Last year the U.S. Supreme Court unanimously invalidated the honest services statute and ruled that the failure of an employee to tell one employer of his employment relationship with another employer, without any palpable harm to either employer, cannot be a crime in America.
As a result of that ruling, a Manhattan federal appeals court threw out Bruno’s conviction. In a fair world, that would be the end of his ordeal. However, the Obama Department of (political) Justice obtained a new indictment against Bruno based upon the same set of facts that had formed the allegations of a violation of the honest services statute, but which it now claimed constituted bribery. The feds did this even though they had told the federal judge in the first trial nearly a dozen times that the state senator had not committed bribery and even though the witnesses who had testified for the government in the first trial uniformly stated when asked that Bruno had not been bribed.

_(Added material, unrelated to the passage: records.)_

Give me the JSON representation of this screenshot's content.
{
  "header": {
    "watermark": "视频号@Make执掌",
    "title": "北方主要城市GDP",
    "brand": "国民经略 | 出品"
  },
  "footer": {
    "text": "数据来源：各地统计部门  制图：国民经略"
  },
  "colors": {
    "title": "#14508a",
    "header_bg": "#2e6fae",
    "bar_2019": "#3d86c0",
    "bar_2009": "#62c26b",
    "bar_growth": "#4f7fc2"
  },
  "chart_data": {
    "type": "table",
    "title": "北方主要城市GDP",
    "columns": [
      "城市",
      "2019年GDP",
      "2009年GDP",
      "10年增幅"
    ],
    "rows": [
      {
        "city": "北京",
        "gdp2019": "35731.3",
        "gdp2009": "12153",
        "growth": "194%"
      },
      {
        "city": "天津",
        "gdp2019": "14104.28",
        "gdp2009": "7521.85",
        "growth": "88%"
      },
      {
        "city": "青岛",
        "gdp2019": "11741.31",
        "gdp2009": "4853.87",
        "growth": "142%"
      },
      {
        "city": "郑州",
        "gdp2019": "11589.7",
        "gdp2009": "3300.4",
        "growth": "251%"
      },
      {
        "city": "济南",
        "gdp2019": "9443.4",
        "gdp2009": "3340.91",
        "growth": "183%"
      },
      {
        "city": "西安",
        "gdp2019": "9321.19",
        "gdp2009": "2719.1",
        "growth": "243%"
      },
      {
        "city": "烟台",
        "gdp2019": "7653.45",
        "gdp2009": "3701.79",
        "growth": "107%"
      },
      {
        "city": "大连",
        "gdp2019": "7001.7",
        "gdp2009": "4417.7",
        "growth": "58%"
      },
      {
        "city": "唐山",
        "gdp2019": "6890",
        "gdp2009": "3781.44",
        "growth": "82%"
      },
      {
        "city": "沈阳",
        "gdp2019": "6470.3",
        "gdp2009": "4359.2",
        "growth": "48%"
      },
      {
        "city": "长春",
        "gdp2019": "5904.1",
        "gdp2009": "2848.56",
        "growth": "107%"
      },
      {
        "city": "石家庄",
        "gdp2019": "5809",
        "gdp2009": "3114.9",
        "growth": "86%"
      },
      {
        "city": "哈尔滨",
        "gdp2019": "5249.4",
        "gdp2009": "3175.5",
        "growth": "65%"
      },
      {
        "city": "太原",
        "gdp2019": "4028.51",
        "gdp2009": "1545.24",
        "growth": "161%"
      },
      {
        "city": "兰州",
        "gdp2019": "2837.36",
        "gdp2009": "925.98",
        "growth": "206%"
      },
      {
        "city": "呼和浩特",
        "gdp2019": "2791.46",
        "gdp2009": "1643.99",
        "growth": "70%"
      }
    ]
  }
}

Bruno’s lawyers saw right through this old trick – a trick that the kings of England played on their political opponents, including many Colonists, a trick so abominable that the framers expressly prohibited it in the Constitution. The trick is played when the government calls the old crime – the one for which the charges have ended favorably for the defendant – by a new name, and presto … it can try the defendant again, even though it lost the first round. Regrettably, a federal judge in Albany bought this argument. His decision to let the feds prosecute Bruno a second time for the same events as were subsumed in the first trial is now under appeal.
Can the feds legally do this? In a word: NO; obviously NO. And in the federal system, it is very rare for an appeals court to get involved in a case before the case has reached a conclusion in the trial court. The fact that the appeals court is even hearing Bruno’s appeal at this stage – before any second trial has taken place – is a sign from the appeals court that the feds are not following the Constitution and the trial judge in Albany ought to have known that.
Joe Bruno – nearing the end of his distinguished public career at age 84 – is now a symbol of fidelity to the Constitution and an obstacle to a political Department of Justice that lacks that fidelity. If the government can violate a principle as fundamental and universally accepted as the prohibition on double jeopardy – and do so in plain sight by changing the name of a charge – there is no limit to what it can do.
Before he became a tyrant, Abraham Lincoln was a very successful trial lawyer. Demonstrating the propensity of an adversary to mislead, he once asked a jury, “If you call a tail a leg, how many legs does a dog have?” Then he answered: “Four, because calling a tail a leg doesn’t make it a leg.” Calling an old crime by a different name does not change its essence. A federal appeals court can put a stop to this miscarriage of justice, and it should do so before it spreads its ugly unconstitutional tentacles across the land and Joe Bruno has unwanted company.